Around 37% of trusts have at least one empty executive director position, a joint report has found.
Leadership in today’s NHS – Delivering the impossible, released by the King’s Fund and NHS Providers, analysed survey data from 145 trusts, qualitative interviews and a roundtable event with frontline leaders and national stakeholders.
The trusts that responded and shared their data included acute, mental health and learning disability, community, ambulance and care trusts.
Among the findings, the survey revealed that 8% of executive director posts are vacant and around 54% of directors took the role in the past three years.
The report concluded that ‘high vacancies and turnover disproportionally affect the organisations with the most significant performance challenges’.
On average, chief executives stay in the role for just three years, with trusts rated ‘inadequate’ by Care Quality Commission (CQC) suffering higher levels of turnovers.
These trusts reported 14% of posts vacant, while 72% of their executives had been appointed in 2017. But these figures plummet to 3% and 20% respectively in trusts rated ‘outstanding’ by the CQC.
The King’s Fund director of leadership and organisational development Suzie Bailey said: ‘Leaders in today’s NHS operate in a climate of extreme pressure: staffing vacancies are rife, there are widespread challenges in meeting financial and performance targets and demands on services continue to increase.’
‘Culture of blaming’
The risk of being penalised for poor performance and failure was identified one of the causes behind high levels of senior vacancies, the report concluded.
It asserted that responsibility for leadership should instead ‘be spread across the system’.
Several interviewees told researches that recent measures to remove leaders for ‘failing financial or performance targets suggested that individual leaders are sometimes held to account for system-wide problems’, making the director roles less attractive.
An anonymous NHS trust chief executive said: ‘The level of exposure is higher than it’s ever been and the knee-jerk response from ‘the centre’ is one of ‘decapitation’ as the first option… You’re just a quarter away from financial failure and performance failure before you get sacked.’
Leadership ‘not diverse’
The report confirmed that leadership in NHS trusts is ‘not diverse and does not reflect the wider NHS workforce or local communities’.
It found that only 7% of very senior managers in the NHS are from a Black, Asian and Minority Ethnic (BAME) background.
Commenting on the report, NHS Providers deputy chief executive Saffron Cordery said: ‘One of the solutions to our leadership challenge is to bring through a new generation of leaders that is more diverse and reflective of the communities the NHS serves. While there has been some progress in recent years, there is still a huge amount to do on this front.

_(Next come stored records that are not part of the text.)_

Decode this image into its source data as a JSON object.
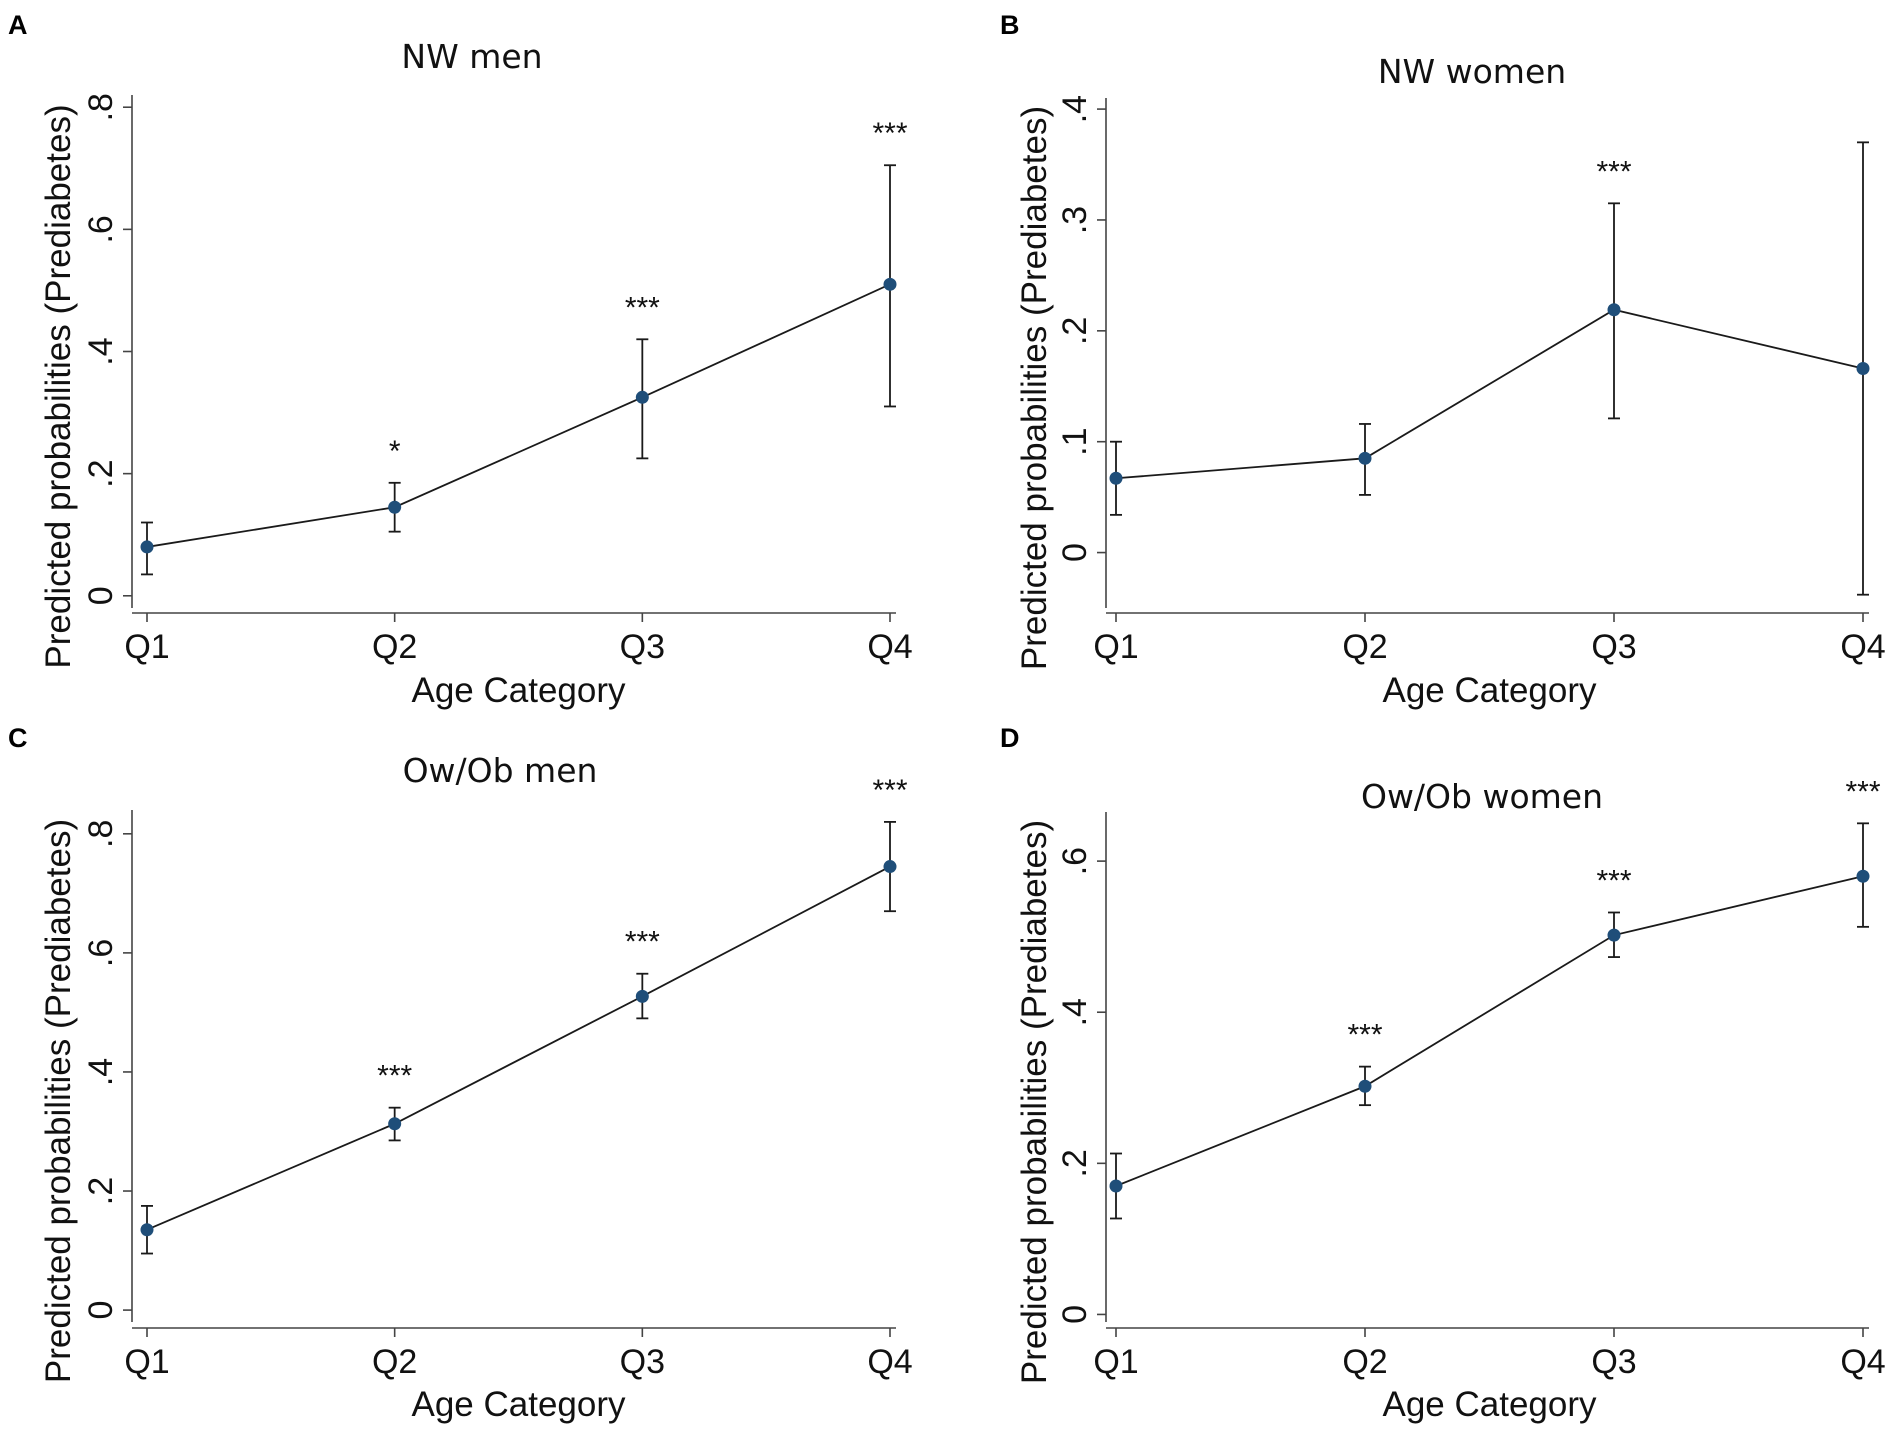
{
  "colors": {
    "marker": "#1f4e79",
    "line": "#1a1a1a",
    "axis": "#444444",
    "background": "#ffffff"
  },
  "chart_data": [
    {
      "type": "line",
      "panel": "A",
      "title": "NW men",
      "xlabel": "Age Category",
      "ylabel": "Predicted probabilities (Prediabetes)",
      "categories": [
        "Q1",
        "Q2",
        "Q3",
        "Q4"
      ],
      "values": [
        0.08,
        0.145,
        0.325,
        0.51
      ],
      "ci_low": [
        0.035,
        0.105,
        0.225,
        0.31
      ],
      "ci_high": [
        0.12,
        0.185,
        0.42,
        0.705
      ],
      "significance": [
        "",
        "*",
        "***",
        "***"
      ],
      "yticks": [
        0,
        0.2,
        0.4,
        0.6,
        0.8
      ],
      "ytick_labels": [
        "0",
        ".2",
        ".4",
        ".6",
        ".8"
      ],
      "ylim": [
        -0.02,
        0.82
      ],
      "grid": false
    },
    {
      "type": "line",
      "panel": "B",
      "title": "NW women",
      "xlabel": "Age Category",
      "ylabel": "Predicted probabilities (Prediabetes)",
      "categories": [
        "Q1",
        "Q2",
        "Q3",
        "Q4"
      ],
      "values": [
        0.067,
        0.085,
        0.219,
        0.166
      ],
      "ci_low": [
        0.034,
        0.052,
        0.121,
        -0.038
      ],
      "ci_high": [
        0.1,
        0.116,
        0.315,
        0.37
      ],
      "significance": [
        "",
        "",
        "***",
        ""
      ],
      "yticks": [
        0,
        0.1,
        0.2,
        0.3,
        0.4
      ],
      "ytick_labels": [
        "0",
        ".1",
        ".2",
        ".3",
        ".4"
      ],
      "ylim": [
        -0.05,
        0.41
      ],
      "grid": false
    },
    {
      "type": "line",
      "panel": "C",
      "title": "Ow/Ob men",
      "xlabel": "Age Category",
      "ylabel": "Predicted probabilities (Prediabetes)",
      "categories": [
        "Q1",
        "Q2",
        "Q3",
        "Q4"
      ],
      "values": [
        0.135,
        0.313,
        0.527,
        0.745
      ],
      "ci_low": [
        0.095,
        0.285,
        0.49,
        0.67
      ],
      "ci_high": [
        0.175,
        0.34,
        0.565,
        0.82
      ],
      "significance": [
        "",
        "***",
        "***",
        "***"
      ],
      "yticks": [
        0,
        0.2,
        0.4,
        0.6,
        0.8
      ],
      "ytick_labels": [
        "0",
        ".2",
        ".4",
        ".6",
        ".8"
      ],
      "ylim": [
        -0.02,
        0.84
      ],
      "grid": false
    },
    {
      "type": "line",
      "panel": "D",
      "title": "Ow/Ob women",
      "xlabel": "Age Category",
      "ylabel": "Predicted probabilities (Prediabetes)",
      "categories": [
        "Q1",
        "Q2",
        "Q3",
        "Q4"
      ],
      "values": [
        0.17,
        0.302,
        0.502,
        0.58
      ],
      "ci_low": [
        0.127,
        0.277,
        0.473,
        0.513
      ],
      "ci_high": [
        0.213,
        0.328,
        0.532,
        0.65
      ],
      "significance": [
        "",
        "***",
        "***",
        "***"
      ],
      "yticks": [
        0,
        0.2,
        0.4,
        0.6
      ],
      "ytick_labels": [
        "0",
        ".2",
        ".4",
        ".6"
      ],
      "ylim": [
        -0.01,
        0.665
      ],
      "grid": false
    }
  ]
}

‘The data we now publish on leadership diversity within trusts is having a positive impact, but these are small steps and we need to create an environment in which NHS organisations are able to take on less experienced candidates with confidence. Nurturing talent and embracing diversity must go hand in hand.’
‘Represent our population’
Commissioners and providers are required to implement the Workforce Race Equality Standard (WRES) to ensure employees from BAME backgrounds have the same career opportunities as others.

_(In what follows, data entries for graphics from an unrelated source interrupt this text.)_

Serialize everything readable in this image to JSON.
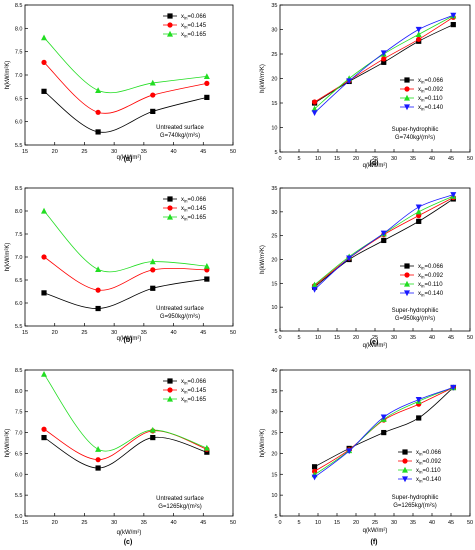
{
  "colors": {
    "black": "#000000",
    "red": "#ff0000",
    "green": "#22dd22",
    "blue": "#1a1aff"
  },
  "chart_data": [
    {
      "panel_label": "(a)",
      "type": "line",
      "xlabel": "q(kW/m²)",
      "ylabel": "h(kW/m²K)",
      "xlim": [
        15,
        50
      ],
      "ylim": [
        5.5,
        8.5
      ],
      "xticks": [
        "15",
        "20",
        "25",
        "30",
        "35",
        "40",
        "45",
        "50"
      ],
      "yticks": [
        "5.5",
        "6.0",
        "6.5",
        "7.0",
        "7.5",
        "8.0",
        "8.5"
      ],
      "annotation": [
        "Untreated surface",
        "G=740kg/(m²s)"
      ],
      "legend_position": "top-right",
      "series": [
        {
          "name": "x_in=0.066",
          "color": "#000000",
          "marker": "square",
          "x": [
            18.2,
            27.3,
            36.5,
            45.6
          ],
          "y": [
            6.65,
            5.78,
            6.22,
            6.52
          ]
        },
        {
          "name": "x_in=0.145",
          "color": "#ff0000",
          "marker": "circle",
          "x": [
            18.2,
            27.3,
            36.5,
            45.6
          ],
          "y": [
            7.27,
            6.2,
            6.57,
            6.82
          ]
        },
        {
          "name": "x_in=0.165",
          "color": "#22dd22",
          "marker": "triangle-up",
          "x": [
            18.2,
            27.3,
            36.5,
            45.6
          ],
          "y": [
            7.8,
            6.67,
            6.83,
            6.97
          ]
        }
      ]
    },
    {
      "panel_label": "(b)",
      "type": "line",
      "xlabel": "q(kW/m²)",
      "ylabel": "h(kW/m²K)",
      "xlim": [
        15,
        50
      ],
      "ylim": [
        5.5,
        8.5
      ],
      "xticks": [
        "15",
        "20",
        "25",
        "30",
        "35",
        "40",
        "45",
        "50"
      ],
      "yticks": [
        "5.5",
        "6.0",
        "6.5",
        "7.0",
        "7.5",
        "8.0",
        "8.5"
      ],
      "annotation": [
        "Untreated surface",
        "G=950kg/(m²s)"
      ],
      "legend_position": "top-right",
      "series": [
        {
          "name": "x_in=0.066",
          "color": "#000000",
          "marker": "square",
          "x": [
            18.2,
            27.3,
            36.5,
            45.6
          ],
          "y": [
            6.22,
            5.88,
            6.32,
            6.52
          ]
        },
        {
          "name": "x_in=0.145",
          "color": "#ff0000",
          "marker": "circle",
          "x": [
            18.2,
            27.3,
            36.5,
            45.6
          ],
          "y": [
            7.0,
            6.28,
            6.72,
            6.72
          ]
        },
        {
          "name": "x_in=0.165",
          "color": "#22dd22",
          "marker": "triangle-up",
          "x": [
            18.2,
            27.3,
            36.5,
            45.6
          ],
          "y": [
            8.0,
            6.73,
            6.9,
            6.8
          ]
        }
      ]
    },
    {
      "panel_label": "(c)",
      "type": "line",
      "xlabel": "q(kW/m²)",
      "ylabel": "h(kW/m²K)",
      "xlim": [
        15,
        50
      ],
      "ylim": [
        5.0,
        8.5
      ],
      "xticks": [
        "15",
        "20",
        "25",
        "30",
        "35",
        "40",
        "45",
        "50"
      ],
      "yticks": [
        "5.0",
        "5.5",
        "6.0",
        "6.5",
        "7.0",
        "7.5",
        "8.0",
        "8.5"
      ],
      "annotation": [
        "Untreated surface",
        "G=1265kg/(m²s)"
      ],
      "legend_position": "top-right",
      "series": [
        {
          "name": "x_in=0.066",
          "color": "#000000",
          "marker": "square",
          "x": [
            18.2,
            27.3,
            36.5,
            45.6
          ],
          "y": [
            6.88,
            6.15,
            6.88,
            6.53
          ]
        },
        {
          "name": "x_in=0.145",
          "color": "#ff0000",
          "marker": "circle",
          "x": [
            18.2,
            27.3,
            36.5,
            45.6
          ],
          "y": [
            7.08,
            6.35,
            7.04,
            6.6
          ]
        },
        {
          "name": "x_in=0.165",
          "color": "#22dd22",
          "marker": "triangle-up",
          "x": [
            18.2,
            27.3,
            36.5,
            45.6
          ],
          "y": [
            8.4,
            6.6,
            7.06,
            6.63
          ]
        }
      ]
    },
    {
      "panel_label": "(d)",
      "type": "line",
      "xlabel": "q(kW/m²)",
      "ylabel": "h(kW/m²K)",
      "xlim": [
        0,
        50
      ],
      "ylim": [
        5,
        35
      ],
      "xticks": [
        "0",
        "5",
        "10",
        "15",
        "20",
        "25",
        "30",
        "35",
        "40",
        "45",
        "50"
      ],
      "yticks": [
        "5",
        "10",
        "15",
        "20",
        "25",
        "30",
        "35"
      ],
      "annotation": [
        "Super-hydrophilic",
        "G=740kg/(m²s)"
      ],
      "legend_position": "center-right",
      "series": [
        {
          "name": "x_in=0.066",
          "color": "#000000",
          "marker": "square",
          "x": [
            9.1,
            18.2,
            27.3,
            36.5,
            45.6
          ],
          "y": [
            15.0,
            19.4,
            23.3,
            27.6,
            31.0
          ]
        },
        {
          "name": "x_in=0.092",
          "color": "#ff0000",
          "marker": "circle",
          "x": [
            9.1,
            18.2,
            27.3,
            36.5,
            45.6
          ],
          "y": [
            15.2,
            19.6,
            24.0,
            28.0,
            32.5
          ]
        },
        {
          "name": "x_in=0.110",
          "color": "#22dd22",
          "marker": "triangle-up",
          "x": [
            9.1,
            18.2,
            27.3,
            36.5,
            45.6
          ],
          "y": [
            13.8,
            20.0,
            25.0,
            29.0,
            32.8
          ]
        },
        {
          "name": "x_in=0.140",
          "color": "#1a1aff",
          "marker": "triangle-down",
          "x": [
            9.1,
            18.2,
            27.3,
            36.5,
            45.6
          ],
          "y": [
            13.0,
            19.5,
            25.2,
            30.0,
            32.9
          ]
        }
      ]
    },
    {
      "panel_label": "(e)",
      "type": "line",
      "xlabel": "q(kW/m²)",
      "ylabel": "h(kW/m²K)",
      "xlim": [
        0,
        50
      ],
      "ylim": [
        5,
        35
      ],
      "xticks": [
        "0",
        "5",
        "10",
        "15",
        "20",
        "25",
        "30",
        "35",
        "40",
        "45",
        "50"
      ],
      "yticks": [
        "5",
        "10",
        "15",
        "20",
        "25",
        "30",
        "35"
      ],
      "annotation": [
        "Super-hydrophilic",
        "G=950kg/(m²s)"
      ],
      "legend_position": "center-right",
      "series": [
        {
          "name": "x_in=0.066",
          "color": "#000000",
          "marker": "square",
          "x": [
            9.1,
            18.2,
            27.3,
            36.5,
            45.6
          ],
          "y": [
            14.2,
            20.0,
            24.0,
            28.0,
            32.7
          ]
        },
        {
          "name": "x_in=0.092",
          "color": "#ff0000",
          "marker": "circle",
          "x": [
            9.1,
            18.2,
            27.3,
            36.5,
            45.6
          ],
          "y": [
            14.5,
            20.3,
            25.2,
            29.2,
            33.0
          ]
        },
        {
          "name": "x_in=0.110",
          "color": "#22dd22",
          "marker": "triangle-up",
          "x": [
            9.1,
            18.2,
            27.3,
            36.5,
            45.6
          ],
          "y": [
            14.7,
            20.6,
            25.4,
            30.0,
            33.3
          ]
        },
        {
          "name": "x_in=0.140",
          "color": "#1a1aff",
          "marker": "triangle-down",
          "x": [
            9.1,
            18.2,
            27.3,
            36.5,
            45.6
          ],
          "y": [
            13.7,
            20.3,
            25.5,
            31.0,
            33.6
          ]
        }
      ]
    },
    {
      "panel_label": "(f)",
      "type": "line",
      "xlabel": "q(kW/m²)",
      "ylabel": "h(kW/m²K)",
      "xlim": [
        0,
        50
      ],
      "ylim": [
        5,
        40
      ],
      "xticks": [
        "0",
        "5",
        "10",
        "15",
        "20",
        "25",
        "30",
        "35",
        "40",
        "45",
        "50"
      ],
      "yticks": [
        "5",
        "10",
        "15",
        "20",
        "25",
        "30",
        "35",
        "40"
      ],
      "annotation": [
        "Super-hydrophilic",
        "G=1265kg/(m²s)"
      ],
      "legend_position": "bottom-right",
      "series": [
        {
          "name": "x_in=0.066",
          "color": "#000000",
          "marker": "square",
          "x": [
            9.1,
            18.2,
            27.3,
            36.5,
            45.6
          ],
          "y": [
            16.8,
            21.2,
            25.0,
            28.5,
            35.8
          ]
        },
        {
          "name": "x_in=0.092",
          "color": "#ff0000",
          "marker": "circle",
          "x": [
            9.1,
            18.2,
            27.3,
            36.5,
            45.6
          ],
          "y": [
            15.7,
            20.9,
            28.0,
            31.8,
            35.8
          ]
        },
        {
          "name": "x_in=0.110",
          "color": "#22dd22",
          "marker": "triangle-up",
          "x": [
            9.1,
            18.2,
            27.3,
            36.5,
            45.6
          ],
          "y": [
            14.9,
            20.7,
            28.2,
            32.5,
            35.8
          ]
        },
        {
          "name": "x_in=0.140",
          "color": "#1a1aff",
          "marker": "triangle-down",
          "x": [
            9.1,
            18.2,
            27.3,
            36.5,
            45.6
          ],
          "y": [
            14.3,
            20.6,
            28.7,
            32.9,
            35.8
          ]
        }
      ]
    }
  ]
}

Leaders should then act in response to the WRES data they collect within their organisation. For instance, after reviewing her organisation’s WRES data, chief executive of Birmingham Women’s and Children’s NHS Foundation Trust Sarah-Jane Marsh, decided not to sit on any interview panel that does not include a BAME member.

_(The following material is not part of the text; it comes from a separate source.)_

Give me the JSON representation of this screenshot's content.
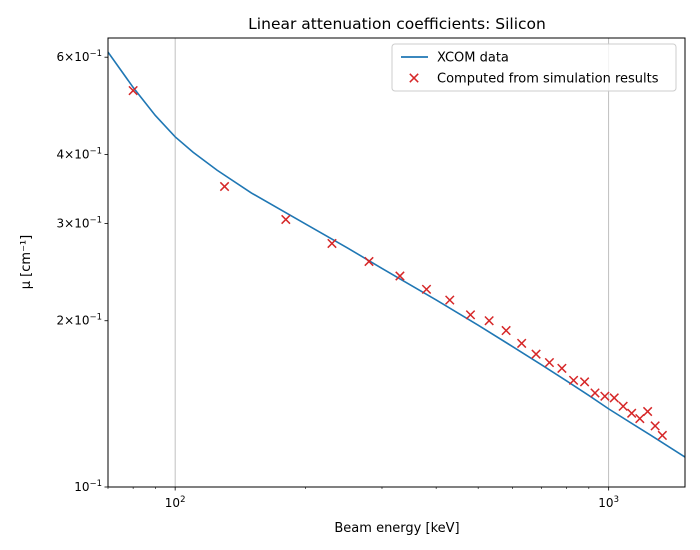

Speaking at a King’s Fund panel on 18 July, discussing the findings in the report, Milton Keynes University Hospital NHS Foundation Trust chief executive Joe Harrison said he is not sure that enough emphasis is given to spotting talent in the NHS.
He added: ‘We need to think how to encourage our entire organisation to interact in a way that we can best represent our population. I don’t yet know of an organisation that, from an acute hospital prospective, is appropriately represented.
‘How are we actively going out into our community? It is one of my roles as a chief executive to go out and talk at local schools and universities to encourage people to come into the NHS to pick up talent and work with those individuals to actively promote them into the next leadership. We as an NHS have a responsibility to do that.’